Goldman Sachs projects total company revenue of $474 billion by 2030, with AI accounting for nearly 68 percent of that figure. Evercore's forecast is slightly more bullish on the AI division, predicting $486 billion in total revenue with AI hitting $331 billion—a share that would climb to 74 percent by 2031. In both scenarios, the space business—the rockets and launches that built the company's reputation—shrinks to near irrelevance. Evercore expects it to represent just 1 percent of revenue by 2031, down from more than 20 percent last year. The satellite internet business, Starlink, is expected to grow substantially, reaching $140 billion in annual revenue by 2030 from roughly $11.4 billion currently, but even that becomes secondary to AI.
To achieve this transformation, SpaceX will need to spend money at a scale that strains comprehension. Both banks expect capital expenditures to balloon to more than $360 billion by 2030. Evercore projects the figure will nearly double again to $732 billion by 2031, with approximately $666 billion of that dedicated to AI infrastructure alone—more than fifty times what the company spent on AI last year. These are not incremental investments. They represent a fundamental reallocation of the company's resources away from its traditional business and toward competing in the artificial intelligence arms race that has consumed Silicon Valley.
The analysts constructing these models are comparing SpaceX to an unusual mix of companies: the so-called Magnificent Seven tech giants like Nvidia and Tesla, traditional space companies like Rocket Lab, and newer AI infrastructure firms like CoreWeave and Palantir. The comparison suggests they see SpaceX not as a space company that dabbles in AI, but as an AI company that inherited a space division. Whether that vision reflects reality or represents the kind of speculative excess that precedes market corrections remains an open question. SpaceX declined to comment on the projections. Goldman Sachs and Evercore declined as well. The company is scheduled to price its offering on June 11, with shares trading on the Nasdaq under the ticker SPCX.
Notable Quotes
The AI division will grow from representing less than one-fifth of company revenue to 74 percent by 2031, while the space business shrinks to 1 percent of total revenue.— Evercore ISI research team projections
The Hearth Conversation Another angle on the story
These projections assume the AI division grows a hundred times over. What's the actual product or service that's supposed to generate $300 billion in annual revenue?

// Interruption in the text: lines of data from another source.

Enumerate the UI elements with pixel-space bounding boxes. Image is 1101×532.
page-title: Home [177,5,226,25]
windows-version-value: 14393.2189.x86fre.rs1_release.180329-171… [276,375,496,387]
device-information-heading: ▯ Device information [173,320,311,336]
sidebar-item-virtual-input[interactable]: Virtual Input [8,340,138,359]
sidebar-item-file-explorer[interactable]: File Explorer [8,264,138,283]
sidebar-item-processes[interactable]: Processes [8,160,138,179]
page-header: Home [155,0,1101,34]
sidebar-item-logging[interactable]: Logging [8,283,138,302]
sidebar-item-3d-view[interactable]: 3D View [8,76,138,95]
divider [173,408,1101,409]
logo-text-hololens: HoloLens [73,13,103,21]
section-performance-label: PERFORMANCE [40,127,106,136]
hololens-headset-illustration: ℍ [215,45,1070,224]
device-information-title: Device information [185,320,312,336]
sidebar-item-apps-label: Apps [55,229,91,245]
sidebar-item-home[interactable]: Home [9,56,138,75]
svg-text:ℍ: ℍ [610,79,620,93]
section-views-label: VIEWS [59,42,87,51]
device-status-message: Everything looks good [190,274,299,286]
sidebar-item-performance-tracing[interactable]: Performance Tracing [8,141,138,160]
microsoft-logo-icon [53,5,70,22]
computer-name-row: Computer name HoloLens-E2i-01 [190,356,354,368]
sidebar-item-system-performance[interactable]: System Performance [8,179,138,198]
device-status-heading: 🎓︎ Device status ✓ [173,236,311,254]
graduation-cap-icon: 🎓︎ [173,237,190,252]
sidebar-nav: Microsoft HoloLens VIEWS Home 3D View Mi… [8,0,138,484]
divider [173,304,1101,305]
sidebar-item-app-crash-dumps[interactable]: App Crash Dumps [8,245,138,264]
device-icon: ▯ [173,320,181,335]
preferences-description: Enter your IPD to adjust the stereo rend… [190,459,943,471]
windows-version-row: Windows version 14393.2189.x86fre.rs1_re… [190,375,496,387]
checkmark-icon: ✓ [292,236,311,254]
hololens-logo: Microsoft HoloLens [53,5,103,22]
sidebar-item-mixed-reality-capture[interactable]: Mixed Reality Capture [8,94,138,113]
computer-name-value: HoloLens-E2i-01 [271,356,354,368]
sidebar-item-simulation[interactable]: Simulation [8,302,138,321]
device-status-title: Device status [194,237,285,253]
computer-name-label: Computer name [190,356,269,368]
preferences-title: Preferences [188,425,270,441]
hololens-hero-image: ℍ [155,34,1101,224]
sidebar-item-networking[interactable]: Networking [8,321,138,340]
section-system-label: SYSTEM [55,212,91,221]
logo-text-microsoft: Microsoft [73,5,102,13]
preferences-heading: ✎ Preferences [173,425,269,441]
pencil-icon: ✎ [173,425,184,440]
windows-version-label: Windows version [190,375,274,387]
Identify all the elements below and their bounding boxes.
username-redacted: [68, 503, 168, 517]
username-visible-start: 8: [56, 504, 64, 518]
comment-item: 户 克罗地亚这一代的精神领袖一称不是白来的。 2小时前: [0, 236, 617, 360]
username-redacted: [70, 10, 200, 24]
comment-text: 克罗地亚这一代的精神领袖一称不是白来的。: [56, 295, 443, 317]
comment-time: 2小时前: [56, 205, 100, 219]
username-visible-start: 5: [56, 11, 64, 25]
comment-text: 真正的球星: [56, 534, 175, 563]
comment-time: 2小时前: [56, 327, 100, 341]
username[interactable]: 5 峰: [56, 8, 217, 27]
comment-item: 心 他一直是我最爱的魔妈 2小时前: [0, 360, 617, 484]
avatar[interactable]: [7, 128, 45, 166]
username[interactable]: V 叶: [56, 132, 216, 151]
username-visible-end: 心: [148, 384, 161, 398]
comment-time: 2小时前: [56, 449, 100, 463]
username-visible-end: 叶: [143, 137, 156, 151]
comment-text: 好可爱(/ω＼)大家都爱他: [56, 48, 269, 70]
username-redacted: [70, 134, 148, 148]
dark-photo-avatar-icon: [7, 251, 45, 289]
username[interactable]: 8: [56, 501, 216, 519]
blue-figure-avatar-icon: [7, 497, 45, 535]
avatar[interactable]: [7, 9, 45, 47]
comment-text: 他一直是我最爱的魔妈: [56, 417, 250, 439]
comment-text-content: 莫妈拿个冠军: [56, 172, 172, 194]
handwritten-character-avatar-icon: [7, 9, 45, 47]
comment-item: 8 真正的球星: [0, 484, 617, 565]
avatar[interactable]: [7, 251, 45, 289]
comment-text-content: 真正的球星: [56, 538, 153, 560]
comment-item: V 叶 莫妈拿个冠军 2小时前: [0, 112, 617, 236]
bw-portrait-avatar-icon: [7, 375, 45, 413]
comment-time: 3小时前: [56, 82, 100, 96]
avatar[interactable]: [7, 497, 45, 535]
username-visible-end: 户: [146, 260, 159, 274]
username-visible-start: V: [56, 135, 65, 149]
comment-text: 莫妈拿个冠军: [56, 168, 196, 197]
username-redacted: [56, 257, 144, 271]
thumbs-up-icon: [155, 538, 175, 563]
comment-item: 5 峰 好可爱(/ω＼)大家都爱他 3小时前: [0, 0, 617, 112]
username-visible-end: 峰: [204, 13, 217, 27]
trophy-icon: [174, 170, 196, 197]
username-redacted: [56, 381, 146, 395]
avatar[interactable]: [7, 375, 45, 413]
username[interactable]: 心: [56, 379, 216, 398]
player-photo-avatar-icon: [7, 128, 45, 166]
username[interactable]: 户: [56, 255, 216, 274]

The source doesn't specify. That's part of what makes this interesting—and risky. The banks are projecting the growth without laying out exactly what SpaceX is selling or to whom.
So they're pricing an IPO on a theory about what might happen, not on what's actually happening now.
Essentially, yes. The AI division generated $3.2 billion last year. The projections assume it becomes a hundred times larger. That's a massive leap, and the banks are asking investors to trust that it's achievable.
What about the capital spending? $732 billion by 2031 is extraordinary.
It is. And most of it—$666 billion—would go to AI infrastructure. That's the company betting everything on building the computational capacity to compete in whatever AI market they're targeting.
Does the source explain why SpaceX thinks it can dominate AI when companies like Nvidia and OpenAI already exist?
No. The source only mentions that analysts are comparing SpaceX to those companies as comparable valuations. It doesn't explain the competitive advantage or the actual strategy.
So what's the real story here?
The real story is that Wall Street is pricing a company based on a vision of the future that depends almost entirely on one division succeeding at something that isn't clearly defined. It's a bet, not a forecast.